The commission has seen turmoil since the announced retirement of Huff earlier this year, with the county now having hired its third replacement for the election coordinator position since February.
The process for replacing Huff got off to a rocky start in November when an executive session was to be held for the interview of candidates that would have included numerous county officials who would not have direct oversight of the new coordinator were slated to be included in the meeting, against Arkansas' law regarding opening meetings.
A protest at the time by The City Wire resulted in the county judge ultimately complying with the law and eventually David Mansell was hired as the original replacement for Huff.
Errors made during his brief tenure, including the misspelling of U.S. Rep. Tim Griffin's name on the Republican ballots and placing candidates for lieutenant governor in the wrong place on the ballot, preceded Mansell's resignation.
The second hire to replace Huff was Robert Cowan, a former vice president at Rheem, who was hired in late May. Just weeks into his tenure in the job, Cowan resigned. In his resignation, Cowan said the position required more time than he originally anticipated, taking away from his other business interests and time with his family.
Morgan's hiring, which became official early last week, now makes her the third replacement for Huff.
In a specially called meeting of the Election Commission to make official Huff's hiring as a consultant, County Judge David Hudson said Huff would be on board to make sure the election runs smooth under Morgan's new leadership.
"(Huff will be) training and assisting Suzanne," Hudson said. "Suzanne will be the handling the action.”

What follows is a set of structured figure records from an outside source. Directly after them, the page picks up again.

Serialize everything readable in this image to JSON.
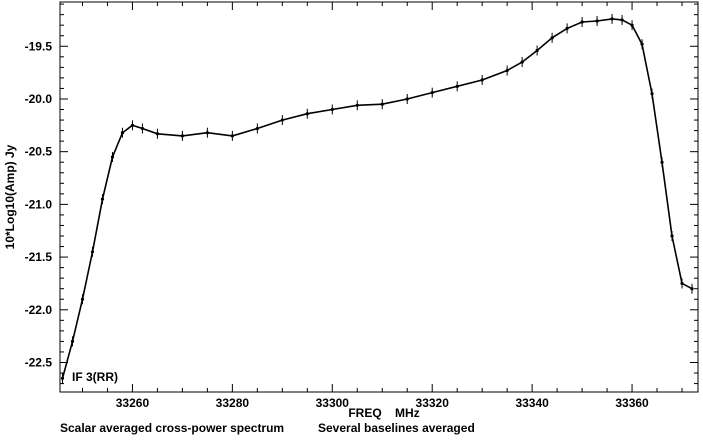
{
  "chart_data": {
    "type": "line",
    "xlabel": "FREQ    MHz",
    "ylabel": "10*Log10(Amp) Jy",
    "annotation": "IF 3(RR)",
    "caption_left": "Scalar averaged cross-power spectrum",
    "caption_right": "Several baselines averaged",
    "xlim": [
      33245.5,
      33373.2
    ],
    "ylim": [
      -22.78,
      -19.08
    ],
    "xticks": [
      33260,
      33280,
      33300,
      33320,
      33340,
      33360
    ],
    "xtick_labels": [
      "33260",
      "33280",
      "33300",
      "33320",
      "33340",
      "33360"
    ],
    "yticks": [
      -19.5,
      -20.0,
      -20.5,
      -21.0,
      -21.5,
      -22.0,
      -22.5
    ],
    "ytick_labels": [
      "-19.5",
      "-20.0",
      "-20.5",
      "-21.0",
      "-21.5",
      "-22.0",
      "-22.5"
    ],
    "error_bars": true,
    "line_color": "#000000",
    "series": [
      {
        "x": [
          33246,
          33248,
          33250,
          33252,
          33254,
          33256,
          33258,
          33260,
          33262,
          33265,
          33270,
          33275,
          33280,
          33285,
          33290,
          33295,
          33300,
          33305,
          33310,
          33315,
          33320,
          33325,
          33330,
          33335,
          33338,
          33341,
          33344,
          33347,
          33350,
          33353,
          33356,
          33358,
          33360,
          33362,
          33364,
          33366,
          33368,
          33370,
          33372
        ],
        "y": [
          -22.65,
          -22.3,
          -21.9,
          -21.45,
          -20.95,
          -20.55,
          -20.32,
          -20.25,
          -20.28,
          -20.33,
          -20.35,
          -20.32,
          -20.35,
          -20.28,
          -20.2,
          -20.14,
          -20.1,
          -20.06,
          -20.05,
          -20.0,
          -19.94,
          -19.88,
          -19.82,
          -19.73,
          -19.65,
          -19.54,
          -19.42,
          -19.33,
          -19.27,
          -19.26,
          -19.24,
          -19.25,
          -19.3,
          -19.48,
          -19.95,
          -20.6,
          -21.3,
          -21.75,
          -21.8
        ]
      }
    ]
  }
}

Hudson elaborated, saying while all actions necessary to keep the county on schedule with regard to printing ballots and other items necessary before election day ever comes.

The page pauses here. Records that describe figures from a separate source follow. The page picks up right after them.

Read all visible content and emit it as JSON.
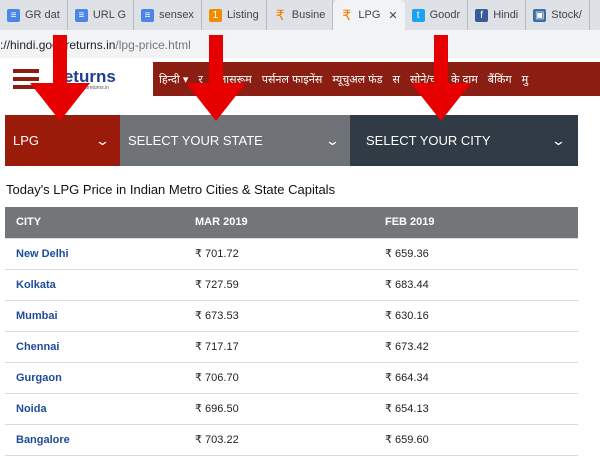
{
  "browser": {
    "tabs": [
      {
        "label": "GR dat",
        "icon": "docs-icon",
        "color": "#4a86e8"
      },
      {
        "label": "URL G",
        "icon": "docs-icon",
        "color": "#4a86e8"
      },
      {
        "label": "sensex",
        "icon": "docs-icon",
        "color": "#4a86e8"
      },
      {
        "label": "Listing",
        "icon": "orange-circle-icon",
        "color": "#f08c00"
      },
      {
        "label": "Busine",
        "icon": "rupee-icon",
        "color": "#f07d00"
      },
      {
        "label": "LPG",
        "icon": "rupee-icon",
        "color": "#f07d00",
        "active": true
      },
      {
        "label": "Goodr",
        "icon": "twitter-icon",
        "color": "#1da1f2"
      },
      {
        "label": "Hindi",
        "icon": "facebook-icon",
        "color": "#3b5998"
      },
      {
        "label": "Stock/",
        "icon": "image-icon",
        "color": "#3a6ea5"
      }
    ],
    "close_label": "✕",
    "url_prefix": "://hindi.goodreturns.in",
    "url_path": "/lpg-price.html"
  },
  "site": {
    "brand_symbol": "₹",
    "brand": "eturns",
    "brand_sub": "www.goodreturns.in",
    "language": "हिन्दी ▾",
    "nav": [
      "र",
      "क्लासरूम",
      "पर्सनल फाइनेंस",
      "म्यूचुअल फंड",
      "स",
      "सोने/चांदी के दाम",
      "बैंकिंग",
      "मु"
    ]
  },
  "selectors": {
    "fuel": "LPG",
    "state": "SELECT YOUR STATE",
    "city": "SELECT YOUR CITY",
    "chevron": "⌄"
  },
  "title": "Today's LPG Price in Indian Metro Cities & State Capitals",
  "table": {
    "headers": [
      "CITY",
      "MAR 2019",
      "FEB 2019"
    ],
    "rows": [
      [
        "New Delhi",
        "₹ 701.72",
        "₹ 659.36"
      ],
      [
        "Kolkata",
        "₹ 727.59",
        "₹ 683.44"
      ],
      [
        "Mumbai",
        "₹ 673.53",
        "₹ 630.16"
      ],
      [
        "Chennai",
        "₹ 717.17",
        "₹ 673.42"
      ],
      [
        "Gurgaon",
        "₹ 706.70",
        "₹ 664.34"
      ],
      [
        "Noida",
        "₹ 696.50",
        "₹ 654.13"
      ],
      [
        "Bangalore",
        "₹ 703.22",
        "₹ 659.60"
      ]
    ]
  },
  "colors": {
    "fuel_bg": "#9b1b0a",
    "state_bg": "#6f7276",
    "city_bg": "#303b45",
    "nav_bg": "#8b1e12",
    "arrow": "#e60000"
  }
}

"Really the intent of this is to stay current, to stay ahead and be proactive and have solid elections through the rest of this year," he said.
Huff's fee for his consulting will be around $12,000 for the year, Hudson said, adding that the fee is determined on a per election basis instead of a flat hourly rate.
Election Commission Chairman Lee Webb said the majority of the funding to pay for Huff's consulting services will be covered and built into the election costs without having to tap much money from the county's general fund.
Once the electoral runoff, if needed, is completed later in November and the election is certified, Huff's consulting services with the county will end, Hudson said.